As Marc Andreessen says (see the Looking Ahead section below), an economy that doesn’t deliver affordable housing is an economy that’s not delivering for its middle class. Same for an economy that doesn’t provide affordable education, health care and childcare. And therein lies the great contradiction of the modern American economy, one that produces high-paying jobs, world-class technologies, great universities and medical centers, a wealth of entrepreneurial opportunities… But one that simultaneously leaves a large swath of citizens in a constant state of anxiety about where they’ll live, how they’ll pay the hospital bill and how they’ll manage their student debt. All are major roadblocks, alas, in the pursuit of happiness championed by Thomas Jefferson.
Is more government spending the answer? The Biden Administration thinks so. It continues to push for passage of its American Families plan, focused mostly on matters of education, health and childcare. As for infrastructure, the Senate last week produced a compromise that calls for nearly $600b in new spending (for roads, bridges, railways, energy, broadband, water, public transit, airports, etc.). But President Biden said subsequently that he’ll only sign off if he gets a bill—via the legislative process of reconciliation—that covers his other priorities as well. Besides education, health and childcare, they include housing, climate change mitigation and tax reform. “There won't be an infrastructure bill unless we have a reconciliation bill,” said House Speaker Nancy Pelosi.

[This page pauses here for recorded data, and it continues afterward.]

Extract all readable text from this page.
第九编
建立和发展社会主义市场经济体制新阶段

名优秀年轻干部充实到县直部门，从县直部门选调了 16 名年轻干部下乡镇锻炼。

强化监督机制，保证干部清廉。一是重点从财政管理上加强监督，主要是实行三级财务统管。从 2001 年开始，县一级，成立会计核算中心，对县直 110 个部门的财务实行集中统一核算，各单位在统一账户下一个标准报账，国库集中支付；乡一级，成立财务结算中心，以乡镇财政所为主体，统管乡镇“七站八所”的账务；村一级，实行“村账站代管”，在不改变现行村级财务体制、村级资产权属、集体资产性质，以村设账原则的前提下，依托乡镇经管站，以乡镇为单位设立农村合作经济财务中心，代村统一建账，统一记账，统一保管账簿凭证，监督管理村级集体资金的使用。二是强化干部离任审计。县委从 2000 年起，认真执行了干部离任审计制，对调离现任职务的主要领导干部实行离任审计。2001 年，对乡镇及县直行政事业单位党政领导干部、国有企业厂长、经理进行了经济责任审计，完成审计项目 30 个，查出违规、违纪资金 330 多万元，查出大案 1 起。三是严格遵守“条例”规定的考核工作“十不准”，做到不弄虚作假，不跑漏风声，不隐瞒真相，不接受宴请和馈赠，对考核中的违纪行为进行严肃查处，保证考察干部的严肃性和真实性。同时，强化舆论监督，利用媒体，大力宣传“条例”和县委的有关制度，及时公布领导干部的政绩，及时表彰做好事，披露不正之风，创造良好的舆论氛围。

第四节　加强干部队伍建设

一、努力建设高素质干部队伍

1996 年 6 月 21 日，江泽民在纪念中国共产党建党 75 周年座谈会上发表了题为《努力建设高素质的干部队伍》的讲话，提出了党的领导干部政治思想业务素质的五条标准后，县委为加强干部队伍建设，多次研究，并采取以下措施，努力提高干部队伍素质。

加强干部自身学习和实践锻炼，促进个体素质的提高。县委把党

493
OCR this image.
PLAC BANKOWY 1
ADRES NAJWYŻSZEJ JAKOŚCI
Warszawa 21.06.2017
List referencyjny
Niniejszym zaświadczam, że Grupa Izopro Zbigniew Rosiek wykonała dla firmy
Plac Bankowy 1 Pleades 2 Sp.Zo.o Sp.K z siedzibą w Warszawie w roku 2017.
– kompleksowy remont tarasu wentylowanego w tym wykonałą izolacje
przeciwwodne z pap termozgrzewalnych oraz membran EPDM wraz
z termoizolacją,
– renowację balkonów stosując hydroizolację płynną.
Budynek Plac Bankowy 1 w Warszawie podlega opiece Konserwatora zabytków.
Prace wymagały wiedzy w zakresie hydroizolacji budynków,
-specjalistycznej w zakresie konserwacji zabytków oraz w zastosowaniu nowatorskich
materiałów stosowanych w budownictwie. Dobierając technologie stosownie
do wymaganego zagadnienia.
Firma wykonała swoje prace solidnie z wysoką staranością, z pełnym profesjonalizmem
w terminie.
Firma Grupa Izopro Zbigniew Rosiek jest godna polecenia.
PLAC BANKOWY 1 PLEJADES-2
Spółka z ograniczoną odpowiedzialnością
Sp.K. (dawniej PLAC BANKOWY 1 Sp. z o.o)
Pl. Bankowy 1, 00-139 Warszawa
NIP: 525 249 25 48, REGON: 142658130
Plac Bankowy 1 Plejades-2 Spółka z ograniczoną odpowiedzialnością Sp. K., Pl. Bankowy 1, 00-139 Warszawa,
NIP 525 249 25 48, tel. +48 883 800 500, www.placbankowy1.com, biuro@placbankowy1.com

We’ll see what if anything gets passed. In the meantime, the economy’s private sector will end the first half of 2021 in an unequivocally healthy state, supply chain and labor scarcity frustrations notwithstanding. Last week, results from a Fed stress test on banks underscored the health of the financial sector. The health care sector is returning to normal. As mentioned, the leisure and hospitality sector is on the mend. So is the energy sector. Other high-impact sectors like housing, manufacturing, technology, agriculture, telecom and retail are enjoying some of their flushest times ever. Rare are the sectors still struggling—commercial real estate, perhaps, and export-dependent manufacturing, i.e., Boeing’s airplane sales.
Which brings us back to the original question: Will inflation crash the party? Corporate America will have a lot more to say during Q2 earnings season, now just weeks away. Last week, FedEx reported another quarter of record revenues and profits—it’s a big winner from the surge in e-commerce. Nike’s earnings too, were a slam dunk. Darden, owner of restaurant chains like the Olive Garden, spoke of resiliency in the full-service dining segment. Netflix struck a partnership with filmmaking legend Steven Spielberg. Shoppers took advantage of Amazon Prime Day. Microsoft unveiled a new Windows update. Walmart, the Wall Street Journal reports, is working with Comcast to develop new Smart TVs. Carnival is getting ready to sail again. And the Supreme Court issued a consequential ruling on Fannie Mae and Freddie Mac, two housing finance entities straddling both the government and private sectors. Stocks rose last week. So did oil. So did 10-year Treasury yields.